Abstract Purpose Attention deficit/hyperactivity disorder (ADHD) and autism spectrum disorder (ASD) are prevalent neurodevelopmental disorders caused by genetic and environmental factors. The basic brain processes or biomarkers of novel ADHD/ASD medication targets are yet unknown. Observational studies have linked polyunsaturated fatty acids (PUFAs) to ADHD/ASD, but the causative linkages are unknown. Methods A large genome-wide association study (GWAS) was pooled to give summary statistics on unsaturated fatty acids and ADHD/ASD utilizing a multivariate Mendelian randomization (MVMR) research design. DHA, LA, omega-3, and omega-6 fatty acids were examined in ADHD/ASD GWAS data.
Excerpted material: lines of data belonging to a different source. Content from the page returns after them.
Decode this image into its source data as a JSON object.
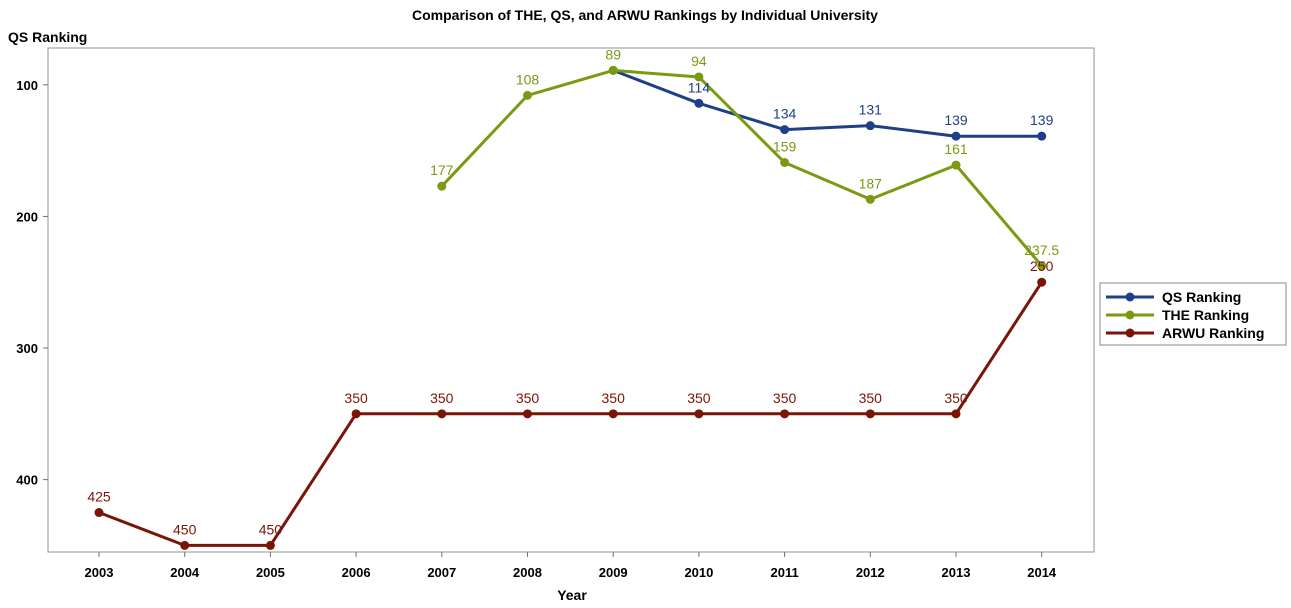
{
  "chart_data": {
    "type": "line",
    "title": "Comparison of THE, QS, and ARWU Rankings by Individual University",
    "xlabel": "Year",
    "ylabel": "QS Ranking",
    "y_reversed": true,
    "ylim": [
      455,
      72
    ],
    "yticks": [
      "100",
      "200",
      "300",
      "400"
    ],
    "categories": [
      "2003",
      "2004",
      "2005",
      "2006",
      "2007",
      "2008",
      "2009",
      "2010",
      "2011",
      "2012",
      "2013",
      "2014"
    ],
    "grid": false,
    "legend_position": "right",
    "series": [
      {
        "name": "QS Ranking",
        "color": "#1f3f86",
        "values": [
          null,
          null,
          null,
          null,
          null,
          null,
          89,
          114,
          134,
          131,
          139,
          139
        ],
        "labels": [
          null,
          null,
          null,
          null,
          null,
          null,
          null,
          "114",
          "134",
          "131",
          "139",
          "139"
        ]
      },
      {
        "name": "THE Ranking",
        "color": "#7a9a12",
        "values": [
          null,
          null,
          null,
          null,
          177,
          108,
          89,
          94,
          159,
          187,
          161,
          237.5
        ],
        "labels": [
          null,
          null,
          null,
          null,
          "177",
          "108",
          "89",
          "94",
          "159",
          "187",
          "161",
          "237.5"
        ]
      },
      {
        "name": "ARWU Ranking",
        "color": "#7a1408",
        "values": [
          425,
          450,
          450,
          350,
          350,
          350,
          350,
          350,
          350,
          350,
          350,
          250
        ],
        "labels": [
          "425",
          "450",
          "450",
          "350",
          "350",
          "350",
          "350",
          "350",
          "350",
          "350",
          "350",
          "250"
        ]
      }
    ]
  }
}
Inverse variance weighting (IVW) and MR-Egger and outlier point tests (MR-PRESSO) were used to evaluate data from univariate Mendelian randomization analysis of significant genetic connections with PUFA levels (P < 5 × 10-8). The odds ratio (OR) and 95% CI for MVMR analysis utilizing IVW were calculated using combinations of single nucleotide polymorphisms (SNPs) as a composite proxy for fatty acids. Results There was some degree of causality between genetically predicted LA and both susceptibilities (ADHD, OR = 0.898, 95% CI = 0.806–0.999, P = 0.049; ASD: OR = 2.399, 95% CI = 1.228–4.688, P = 0.010). However, other PUFAs were not associated with ADHD/ASD. Conclusion LA appears to be a substantial, independent cause of ADHD and ASD. LA may treat ADHD but worsen ASD. LA's function in ADHD and ASD needs additional longitudinal cohorts or randomized controlled studies.